An opportunity for direct validation of the SAGE III instrument soon arose when NASA scheduled the SOLVE-II mission at the Arena Arctica in close collaboration with the European Commission sponsored VINTERSOL (Validation of International Satellites and study of Ozone Loss)/EUPLEX (EU Polar Stratospheric Cloud and Lee Wave Experiment) campaign during the Arctic winter of 2002–2003. The SOLVE-II mission component utilized the DC-8 aircraft and balloon measurements to acquire coincident correlative data with SAGE III as well as with the atmospheric chemistry instruments onboard the POAM and ENVISAT satellite missions, thereby enhancing comparison and science activities utilizing these data sets. The VINTERSOL/EUPLEX mission component added airborne measurements from the DLR Falcon and the high-altitude Russian Geophysica and balloon measurements by the French National Centre for Space Studies (CNES) team. The joint mission strategy benefitted extensively from the SOLVE/THESEO experience. As a result, the measurements from the international array of aircraft and balloon instruments have led to a more detailed understanding of the chemical and dynamical processes associated with stratospheric ozone loss in the Arctic and at Northern Hemisphere mid-latitudes.

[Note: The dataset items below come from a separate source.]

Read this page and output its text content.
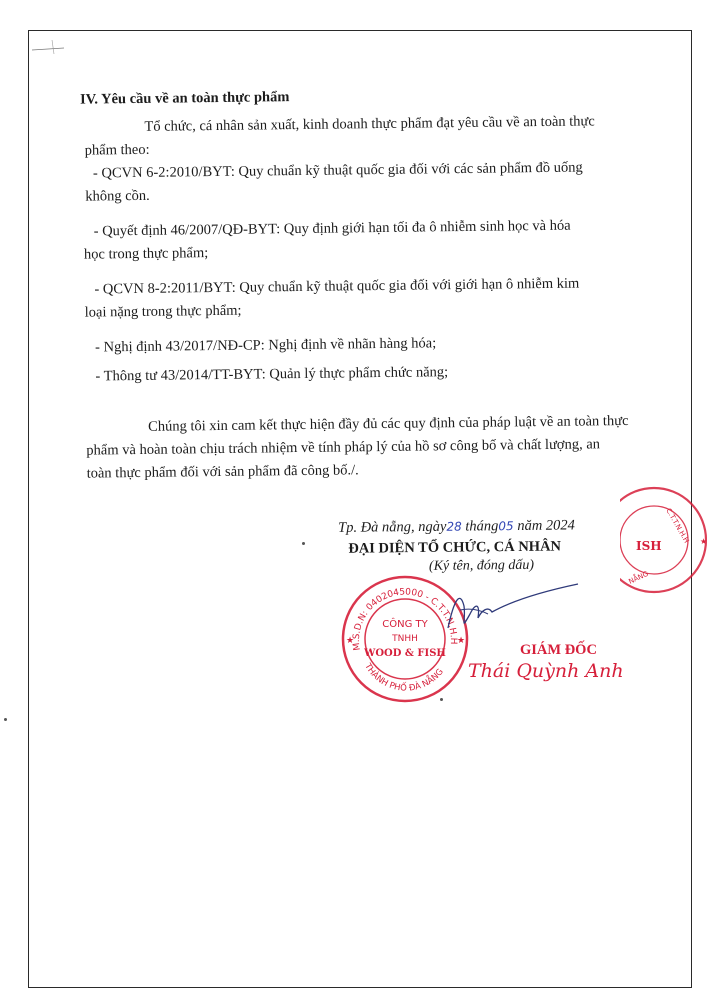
IV. Yêu cầu về an toàn thực phẩm

Tổ chức, cá nhân sản xuất, kinh doanh thực phẩm đạt yêu cầu về an toàn thực

phẩm theo:

- QCVN 6-2:2010/BYT: Quy chuẩn kỹ thuật quốc gia đối với các sản phẩm đồ uống

không cồn.

- Quyết định 46/2007/QĐ-BYT: Quy định giới hạn tối đa ô nhiễm sinh học và hóa

học trong thực phẩm;

- QCVN 8-2:2011/BYT: Quy chuẩn kỹ thuật quốc gia đối với giới hạn ô nhiễm kim

loại nặng trong thực phẩm;

- Nghị định 43/2017/NĐ-CP: Nghị định về nhãn hàng hóa;

- Thông tư 43/2014/TT-BYT: Quản lý thực phẩm chức năng;

Chúng tôi xin cam kết thực hiện đầy đủ các quy định của pháp luật về an toàn thực

phẩm và hoàn toàn chịu trách nhiệm về tính pháp lý của hồ sơ công bố và chất lượng, an

toàn thực phẩm đối với sản phẩm đã công bố./.

Tp. Đà nẵng, ngày28 tháng05 năm 2024
ĐẠI DIỆN TỔ CHỨC, CÁ NHÂN
(Ký tên, đóng dấu)
M.S.D.N: 0402045000 - C.T.T.N.H.H
THÀNH PHỐ ĐÀ NẴNG
CÔNG TY
TNHH
WOOD & FISH
★	★
ISH
C.T.T.N.H.H
NẴNG
★
GIÁM ĐỐC
Thái Quỳnh Anh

Two decades of progressive achievements in polar ozone research via airborne science have demonstrated the high value of international cooperation in all aspects of mission formulation, planning, and implementation as well as in the analysis and interpretation of the data. Equally important, however, has been the critical partnership that continued to grow between science and operations. Without this partnership, the ability to provide the scientific underpinning of the Montreal Protocol and its Amendments and Adjustments would not have been possible. Airborne field campaigns and fundamental laboratory investigations, together with space-based missions and ground networks, have become international measurement resources and have enhanced the interactivity among the four research elements required to address ozone depletion and recovery. The interplay and feedback between each of these elements (measurement, verification, analysis, and description) provide a solid foundation for international assessments that are key to the development of the improved prognostic capabilities needed to evaluate the potential impacts of changing atmospheric composition due to chemistry/climate coupling. The success of the Montreal Protocol serves as a clear justification for the enormous investments that have been made internationally in laboratory research on atmospheric photochemical processes as well as in planning and implementing scientific research and measurement campaigns.